Plusieurs auteurs ont mis en évidence une augmentation du risque de déchirures périnéales sévères en cas d'épisiotomie réalisée du fait d'une extraction instrumentale, ou de variété postérieure (facteur de risque de déchirures périnéales). De plus, en cas de périnée cicatriciel ou fragile (nullipare, asiatique, périnée cicatriciel), il pourrait exister un bénéfice. Toutefois, l'appréciation en est difficile en dehors du travail (5).
Ainsi, le pourcentage raisonnable d'épisiotomies est inférieur à 30 % pour la plupart des équipes, 10 % pour certaines (4).
3) Ventouse, forceps ou accouchement naturel ?
Si l'on compare extraction par forceps et ventouse, les données sont variables mais la plupart des études rapportent un risque supérieur lié à la pratique de forceps. Dans l'analyse des dossiers de 2 832 extractions instrumentales réalisé par l'équipe de C.A. Combs et coll., le risque de déchirures du 3e ou 4e degré est multiplié par 1,9 en cas de forceps par rapport à l'utilisation de ventouse (5). Dans le travail de K.M. Bek et S. Laurberg, 152 déchirures du 3e degré sont survenues parmi 41 200 accouchements. Le risque de survenue d'une déchirure du 3e degré est augmenté en cas d'utilisation d'un forceps ( odd ratio 4,4) et de l'utilisation de ventouse suivie de l'application de forceps ( odd ratio 18,5). L'utilisation isolée d'une ventouse n'est pas associée avec un risque accru de déchirure du 3e degré (3).
Une métaanalyse des essais randomisés comparant forceps et ventouse conclut à une morbidité maternelle plus faible de l'utilisation de ventouse ( odd ratio 0,41). La pratique d'une ventouse est responsable de 6 % de moins de déchirures du 3e degré que celle d'un forceps. Une déchirure du 3e degré est évitée toutes les 18 extractions effectuées par ventouse à la place d'un forceps (6, 9).
Si l'on compare l'extraction par ventouse à l'accouchement non assisté, dans la plupart des études, il n'existe pas d'augmentation des déchirures du 3e degré, des descentes périnéales, des troubles de la défécation (16).
Au total, l'extraction instrumentale doit être limitée, sinon il sera recommandé de réaliser plutôt une extraction par ventouse.
Les références bibliographiques seront publiées avec la deuxième partie.
Physiopathologie des lésions périnéales
Le prolapsus et les lésions du périnée obstétricales peuvent être considérés comme des lésions de l'une des parois de l'enceinte abdominale, le plancher pelvien, lésions assez proches des hernies de la paroi abdominale.
Toute atteinte de l'un des éléments constituant la paroi abdomino-pelvienne peut être responsable d'un déséquilibre de la « statique pelvienne » ou plutôt de la « dynamique pelvienne ». Une hyperlordose peut être responsable d'un changement d'axe des forces liées aux viscères abdominaux à l'origine d'une augmentation de pression sur le noyau fibreux central du périnée.
Une lésion de la paroi abdominale peut être à l'origine d'une hernie ombilicale volumineuse.

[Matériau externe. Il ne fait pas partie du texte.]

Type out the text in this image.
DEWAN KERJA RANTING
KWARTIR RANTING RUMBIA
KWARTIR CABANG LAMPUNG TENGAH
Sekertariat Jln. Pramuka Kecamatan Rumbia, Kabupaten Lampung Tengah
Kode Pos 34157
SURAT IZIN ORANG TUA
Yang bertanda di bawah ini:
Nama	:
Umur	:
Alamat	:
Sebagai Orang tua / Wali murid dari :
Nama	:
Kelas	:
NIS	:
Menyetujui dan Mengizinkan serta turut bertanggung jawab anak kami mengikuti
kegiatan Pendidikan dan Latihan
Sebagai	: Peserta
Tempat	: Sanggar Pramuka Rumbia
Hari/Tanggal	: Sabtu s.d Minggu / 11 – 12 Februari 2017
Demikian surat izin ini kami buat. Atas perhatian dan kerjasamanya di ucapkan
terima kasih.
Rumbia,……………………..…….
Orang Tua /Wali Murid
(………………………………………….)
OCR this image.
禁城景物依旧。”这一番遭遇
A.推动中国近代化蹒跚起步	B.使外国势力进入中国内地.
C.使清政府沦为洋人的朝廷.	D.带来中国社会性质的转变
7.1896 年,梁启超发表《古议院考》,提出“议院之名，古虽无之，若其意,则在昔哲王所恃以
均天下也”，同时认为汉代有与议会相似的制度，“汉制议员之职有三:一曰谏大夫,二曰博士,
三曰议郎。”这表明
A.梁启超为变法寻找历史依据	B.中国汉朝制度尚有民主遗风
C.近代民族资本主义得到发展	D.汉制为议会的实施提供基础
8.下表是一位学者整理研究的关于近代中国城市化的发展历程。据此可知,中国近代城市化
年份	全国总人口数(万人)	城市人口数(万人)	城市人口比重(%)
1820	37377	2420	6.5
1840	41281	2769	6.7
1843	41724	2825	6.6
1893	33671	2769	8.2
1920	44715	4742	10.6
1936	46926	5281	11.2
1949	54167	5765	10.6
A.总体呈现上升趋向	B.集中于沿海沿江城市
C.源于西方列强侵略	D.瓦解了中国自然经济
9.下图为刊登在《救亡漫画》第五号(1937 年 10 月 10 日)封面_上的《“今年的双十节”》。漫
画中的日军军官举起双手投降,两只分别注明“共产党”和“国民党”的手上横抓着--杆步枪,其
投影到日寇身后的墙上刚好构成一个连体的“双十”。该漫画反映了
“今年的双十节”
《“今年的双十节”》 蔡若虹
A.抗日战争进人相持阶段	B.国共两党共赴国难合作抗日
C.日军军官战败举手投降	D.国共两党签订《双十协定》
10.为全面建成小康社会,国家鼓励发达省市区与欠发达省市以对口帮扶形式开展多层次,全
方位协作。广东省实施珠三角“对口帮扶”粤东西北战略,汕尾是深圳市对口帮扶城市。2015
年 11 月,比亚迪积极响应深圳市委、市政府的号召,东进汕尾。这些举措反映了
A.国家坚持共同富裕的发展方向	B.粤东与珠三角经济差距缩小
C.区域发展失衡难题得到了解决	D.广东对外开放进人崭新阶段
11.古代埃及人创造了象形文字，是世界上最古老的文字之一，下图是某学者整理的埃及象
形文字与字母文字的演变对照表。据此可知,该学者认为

En cas de correction chirurgicale de celle-ci, une hyperpression abdominale peut entraîner secondairement une lésion périnéale. Il est donc nécessaire de prendre en charge globalement les lésions pariétales.
Cependant, deux éléments sont essentiels pour le maintien intrapelvien des organes génitaux : l'aponévrose pelvienne (ou fascias pelviens) et les muscles ilio-coccygiens et pubo-rectaux.

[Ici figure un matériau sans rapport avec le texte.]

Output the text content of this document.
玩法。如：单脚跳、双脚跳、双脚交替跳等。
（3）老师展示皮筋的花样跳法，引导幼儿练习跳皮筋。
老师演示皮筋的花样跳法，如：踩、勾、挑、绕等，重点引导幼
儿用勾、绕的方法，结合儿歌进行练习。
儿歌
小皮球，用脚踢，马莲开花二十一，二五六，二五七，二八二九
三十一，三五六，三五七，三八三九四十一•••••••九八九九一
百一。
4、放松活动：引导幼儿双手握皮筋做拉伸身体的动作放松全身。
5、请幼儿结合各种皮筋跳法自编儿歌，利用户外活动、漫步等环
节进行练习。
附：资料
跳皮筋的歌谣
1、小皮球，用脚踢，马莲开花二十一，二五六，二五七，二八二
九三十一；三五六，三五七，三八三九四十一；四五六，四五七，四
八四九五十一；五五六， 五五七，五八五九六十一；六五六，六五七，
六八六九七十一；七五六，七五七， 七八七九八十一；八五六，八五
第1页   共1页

Les lésions du plancher pelvien peuvent être :
- acquises :
secondaires à des traumatismes obstétricaux. Dans ce cas, le plus souvent une réparation progressive va survenir sauf en cas d'atteintes neurogènes (lésions du nerf pudendal), en cas de lésions importantes des fascias ou en cas de rupture des fibres des sphincters ;
secondaires à des traumatismes répétés du plancher pelvien (bronchite chronique, constipation) ;
secondaires à une altération progressive des fascias (obésité, carence estrogénique, chirurgie vaginale, vieillissement) ;
- constitutionnelles : maladie familiale du tissu conjonctif (syndrome de Marfan, syndrome d'Ehlers Danlos...) ou terrain familial.